The audit reports that the city increased its hygiene and garbage interventions. From 2018-19, the city provided 797 such interventions, or about 66 per month. During the first eight months of 2019-2020, the city performed 802 such interventions, or about 100 per month. After March 2020, in response to COVID-19, the audit claims the city increased the number of homeless communities that receive hygiene interventions from 20 to 40, but the vast majority of homeless communities in Oakland still do not get hygiene and/or trash services with any regularity. The audit estimates that there are at least 140 homeless communities in Oakland but acknowledges “that this estimate may be conservative.”

Police response and costs

Data recorded in the audit shows police response to 911 calls in homeless communities was not timely. While over 99% of 911 calls were classified as “Priority 2,” which the audit claims “ideally should be responded to in 10 to 15 minutes,” data provided by OPD showed the median police response time to Priority 2 calls was two hours in 2018-19, while the mean response time was four hours. In 2019-20, response time slowed by about 50%, with the median response time being about three hours, while the mean response time was about six hours. Data OPD listed related to response time range show the department took over two days to respond to at least one 911 call in 2018-19 and over six days to respond to at least one other 911 call in 2019-20. Although OPD recorded 1,458 calls to homeless communities during the two years of the audit, the audit only analyzed 988 of these calls, claiming that “response data was incomplete” for 470 calls.

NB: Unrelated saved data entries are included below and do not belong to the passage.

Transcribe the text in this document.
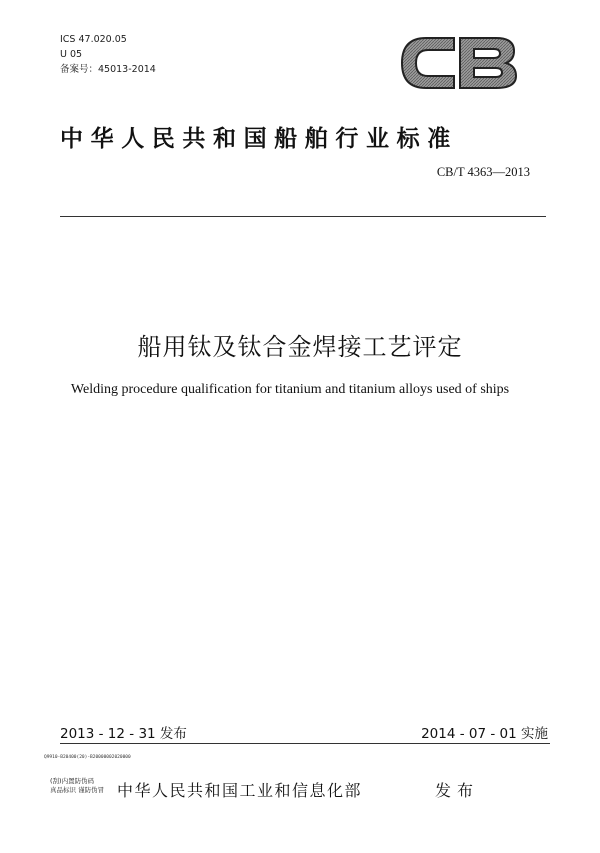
ICS 47.020.05
U 05
备案号：45013-2014
中华人民共和国船舶行业标准
CB/T 4363—2013
船用钛及钛合金焊接工艺评定
Welding procedure qualification for titanium and titanium alloys used of ships
2013 - 12 - 31 发布	2014 - 07 - 01 实施
Q9910-B20400(20)-B20000002020000
(刮)内置防伪码
真品标识 谨防伪冒 中华人民共和国工业和信息化部	发布
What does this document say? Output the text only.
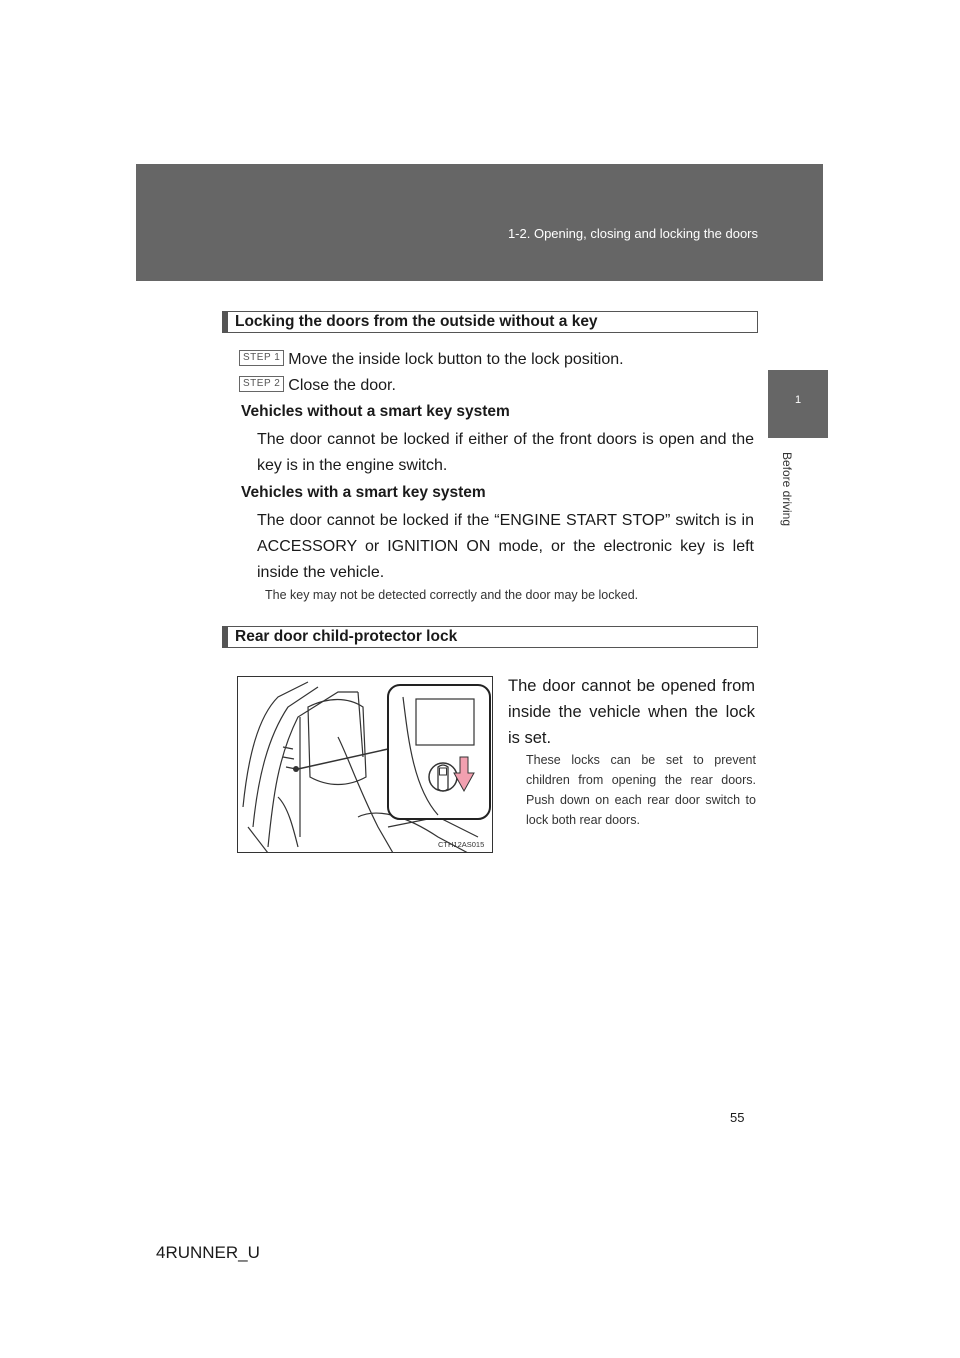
1-2. Opening, closing and locking the doors
1
Before driving
Locking the doors from the outside without a key
STEP 1 Move the inside lock button to the lock position.
STEP 2 Close the door.
Vehicles without a smart key system
The door cannot be locked if either of the front doors is open and the key is in the engine switch.
Vehicles with a smart key system
The door cannot be locked if the “ENGINE START STOP” switch is in ACCESSORY or IGNITION ON mode, or the electronic key is left inside the vehicle.
The key may not be detected correctly and the door may be locked.
Rear door child-protector lock
CTH12AS015
The door cannot be opened from inside the vehicle when the lock is set.
These locks can be set to prevent children from opening the rear doors. Push down on each rear door switch to lock both rear doors.
55
4RUNNER_U
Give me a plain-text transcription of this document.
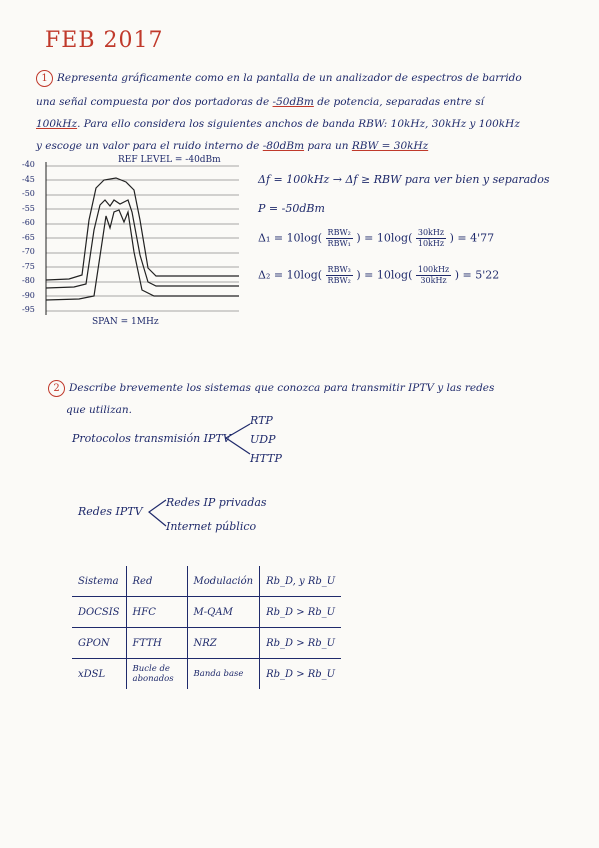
FEB 2017
1 Representa gráficamente como en la pantalla de un analizador de espectros de barrido
una señal compuesta por dos portadoras de -50dBm de potencia, separadas entre sí
100kHz. Para ello considera los siguientes anchos de banda RBW: 10kHz, 30kHz y 100kHz
y escoge un valor para el ruido interno de -80dBm para un RBW = 30kHz
REF LEVEL = -40dBm
-40
-45
-50
-55
-60
-65
-70
-75
-80
-90
-95
SPAN = 1MHz
Δf = 100kHz → Δf ≥ RBW para ver bien y separados
P = -50dBm
$\Delta_1 = 10\log( \frac{\text{RBW₂}}{\text{RBW₁}}$ ) = $10\log( \frac{\text{30kHz}}{\text{10kHz}}$ ) = 4'77
$\Delta_2 = 10\log( \frac{\text{RBW₃}}{\text{RBW₂}}$ ) = $10\log( \frac{\text{100kHz}}{\text{30kHz}}$ ) = 5'22
2 Describe brevemente los sistemas que conozca para transmitir IPTV y las redes
que utilizan.
Protocolos transmisión IPTV
RTP
UDP
HTTP
Redes IPTV
Redes IP privadas
Internet público
Sistema	Red	Modulación	Rb_D, y Rb_U
DOCSIS	HFC	M-QAM	Rb_D > Rb_U
GPON	FTTH	NRZ	Rb_D > Rb_U
xDSL	Bucle de abonados	Banda base	Rb_D > Rb_U
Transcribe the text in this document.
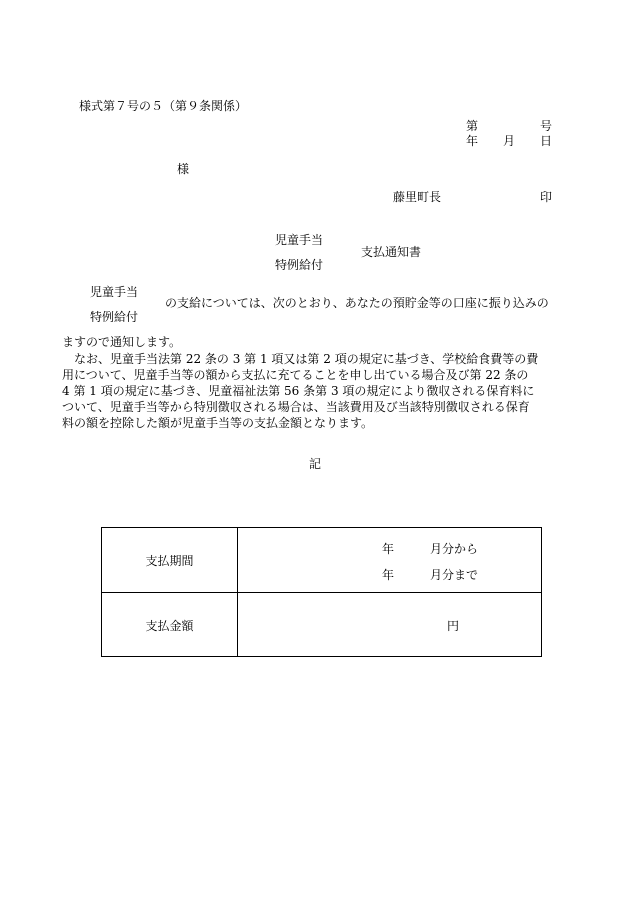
様式第７号の５（第９条関係）
第	号
年 月 日
様
藤里町長	印
児童手当
支払通知書
特例給付
児童手当
の支給については、次のとおり、あなたの預貯金等の口座に振り込みの
特例給付
ますので通知します。
なお、児童手当法第 22 条の 3 第 1 項又は第 2 項の規定に基づき、学校給食費等の費
用について、児童手当等の額から支払に充てることを申し出ている場合及び第 22 条の
4 第 1 項の規定に基づき、児童福祉法第 56 条第 3 項の規定により徴収される保育料に
ついて、児童手当等から特別徴収される場合は、当該費用及び当該特別徴収される保育
料の額を控除した額が児童手当等の支払金額となります。
記
支払期間	年 月分から
年 月分まで

支払金額	円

The audit records OPD using about $3.1 million in costs associated with homeless communities. But that $3.1 million does not include an accurate account of overtime pay. OPD only started recording overtime pay related to homeless communities in February 2020, just before the frequency of interventions, notably evictions, declined dramatically.

About $1.7 million, a slim majority of OPD’s recorded costs related to homeless communities, are recorded as labor costs that went to the three members of The Homeless Outreach Team. The Homeless Outreach Team consists of one sergeant and two officers who dedicate 100% of their time to homeless community work. 

    The Abandoned Auto Unit incurred over $800,000 in labor costs to provide support at moderate to large homeless community evictions. They were responsible for “traffic control and tagging and towing vehicles at [homeless communities] when necessary.”  About $600,000 went to labor costs incurred by Patrol staff responding to 911 calls.

Fire Department response and costs

The audit reports that The Oakland Fire Department responded to 988 fires in homeless communities in 2018-19 and 2019-20, which is more than one a day. The data recorded shows that the OFD response times for such fires were timely, arriving in just over seven minutes and 50 seconds to over 90% of calls. Such responses were slightly faster than responses to non-homeless community related calls, which, in 90% of cases, OFD responded to in about eight minutes and 10 seconds. OFD has recorded no injuries to firefighters fighting fires at homeless communities. One homeless resident died in 2020 as a direct result of a fire. The audit did not record fire-related injuries to homeless people or their lost possessions.

OFD-related costs accounted for an estimated $1.8 million in funds related to homeless communities in 2018-19 and 2019-2020. About $676,000 went to “fire prevention labor,” which includes labor costs associated with fire hazard inspections, investigations related to fires, and removal of hazardous waste. Over $ million went to both labor and equipment costs related to “fire suppression.” Fire suppression costs include costs related to fighting fires and rescue activities. OFD costs related to homeless communities rose over 40% from 2018-19 to 2019-20 while total fires at homeless communities increased about 17% over these years.